Kaberdey-Balkar Yöneticisi, Tek Alfabe İçin Bütün Çerkeslere Çağrıda Bulunuyor

Kaberdey-Balkar Yöneticisi Yuri Kokov (Kaynak:Vestnik Kavkaza)

Kuzey Kafkasya’daki Çerkes topraklarında, Moskova’nın Çerkes hareketinin yönetimini ele almak ve onu içten yok etmek stratejisinin, denenmiş -ve- doğru olduğu gözükmektedir. Bunu yapmak için Moskova, yönetici Yuri Kokov gibi belirli resmi figürlere, Çerkes milletinin yeniden doğuşu hakkında cüretkar vaatlerde bulunması için para ve güç bahşetmektedir. Aynı zamanda, bağımsız sivil aktivistlerin kuyusu kazılmakta, ortadan kaldırılmakta ya da kendi davaları aleyhine çalışmaları için taraf değiştirmeleri sağlanmaktadır. 

Valery Dzutsati, 11 Ekim 2016

Uluslararası Çerkes Birliği’nin geçenlerde düzenlenen bir konferansında, Kaberdey-Balkar yöneticisi Yuri Kokov, bütün Çerkesler için yeknesak bir alfabe yaratılmasını önerdi. Bu düşünce yeni olmamasına rağmen Rusya Federasyonu’ndaki Çerkes cumuriyetlerinden birinin siyasi liderinin bunu desteklemek için meydana çıkması, ilk kez gerçekleşen bir olay olarak kayda değer. Çerkes aktivistler, Sovyetler Birliği’nin 1991 yılındaki çöküşünden bu yana birçok kez konuya parmak bastılar. Bu durum, Çerkeslerin çok sayıda taksimatlarının bulunması sebebiyle, Çerkesler için özellikle günceldir (Kavkazskaya Politika, 23 Eylül)

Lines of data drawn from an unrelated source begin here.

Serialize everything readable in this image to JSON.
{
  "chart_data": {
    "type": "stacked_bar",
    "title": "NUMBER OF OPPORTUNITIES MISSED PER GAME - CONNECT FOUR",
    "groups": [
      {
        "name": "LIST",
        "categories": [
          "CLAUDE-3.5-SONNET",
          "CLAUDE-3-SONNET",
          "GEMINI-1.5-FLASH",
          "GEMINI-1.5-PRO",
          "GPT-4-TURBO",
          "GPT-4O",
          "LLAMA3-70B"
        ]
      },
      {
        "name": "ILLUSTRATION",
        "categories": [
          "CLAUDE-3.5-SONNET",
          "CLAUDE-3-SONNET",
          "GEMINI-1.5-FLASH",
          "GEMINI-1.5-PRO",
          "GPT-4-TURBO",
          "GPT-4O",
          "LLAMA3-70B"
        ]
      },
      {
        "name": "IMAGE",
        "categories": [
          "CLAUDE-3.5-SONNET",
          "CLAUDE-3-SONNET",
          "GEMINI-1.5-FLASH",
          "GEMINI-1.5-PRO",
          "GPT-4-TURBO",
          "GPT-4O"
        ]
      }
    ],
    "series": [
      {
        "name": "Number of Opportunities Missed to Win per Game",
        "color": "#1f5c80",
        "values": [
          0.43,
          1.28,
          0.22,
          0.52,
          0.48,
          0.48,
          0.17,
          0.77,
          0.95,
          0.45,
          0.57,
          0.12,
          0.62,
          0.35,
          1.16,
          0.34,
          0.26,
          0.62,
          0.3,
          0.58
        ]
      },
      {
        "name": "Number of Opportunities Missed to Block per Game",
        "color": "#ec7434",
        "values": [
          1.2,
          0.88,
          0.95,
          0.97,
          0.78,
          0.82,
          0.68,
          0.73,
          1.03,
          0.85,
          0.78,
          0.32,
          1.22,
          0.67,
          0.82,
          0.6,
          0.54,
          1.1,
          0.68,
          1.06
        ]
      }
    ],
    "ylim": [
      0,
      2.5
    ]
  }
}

Kuzey Kafkasya’da Çerkesler, Kaberdey-Balkar,Karaçay-Çerkesya, Adigey ve Krasnodar bölgesi olmak üzere dört ana bölgeye taksim edilmiştir. Çerkes nüfusunun büyük bir kısmı Kuzey Kafkasya’daki vatanları dışında, çoğunlukla Türkiye’de mukimdirler. Böylelikle yeknesak bir iletişim ortamı yaratılması, bu bölünmüş halkın koordinasyonunda büyük bir vasıta olacaktır. Rusya dışındaki bir çok Çerkes aktivist Çerkes dili için Latin Alfabesi’nin benimsenmesinden yana tutum takınmıştır. 

Bazı Çerkesler, Arap, Latin ve Kiril Alfabelerinden önceki antik Çerkes alfabesine dönülmesini dahi önermişlerdir. Kuzey Kafkasya’daki bütün Çerkesler Kiril temelli alfabeler kullanıyor olsalar bile, bu alfabeler birbirinin aynısı değildir. Buna ilaveten dört bölgedeki Çerkesler, bazen yekdiğerini anlamakta kendilerine güçlük yaratan farklı diyalektler ile konuşmaktadırlar (Onkavkaz.com, 16 Haziran 2015).

Kaberdey-Balkar yöneticisi bütün Çerkesler için sadece Kiril alfabesi temelli aynı alfabeyi önermiyor, aynı zamanda Çerkeslerin kendi yönetimlerinde ve ülkeler arası sınırlarda henüz sahip olmadıkları ortak bir yazın dili yaratılmasını da öneriyor. Çerkes aktivist Asker Sokht’a göre, ortak bir alfabe tasarımı nispeten kolay bir görev; tanınmış dilbilim profesörü Muhadin Kumakhov zaten benzer bir iş için vakıf kurdu.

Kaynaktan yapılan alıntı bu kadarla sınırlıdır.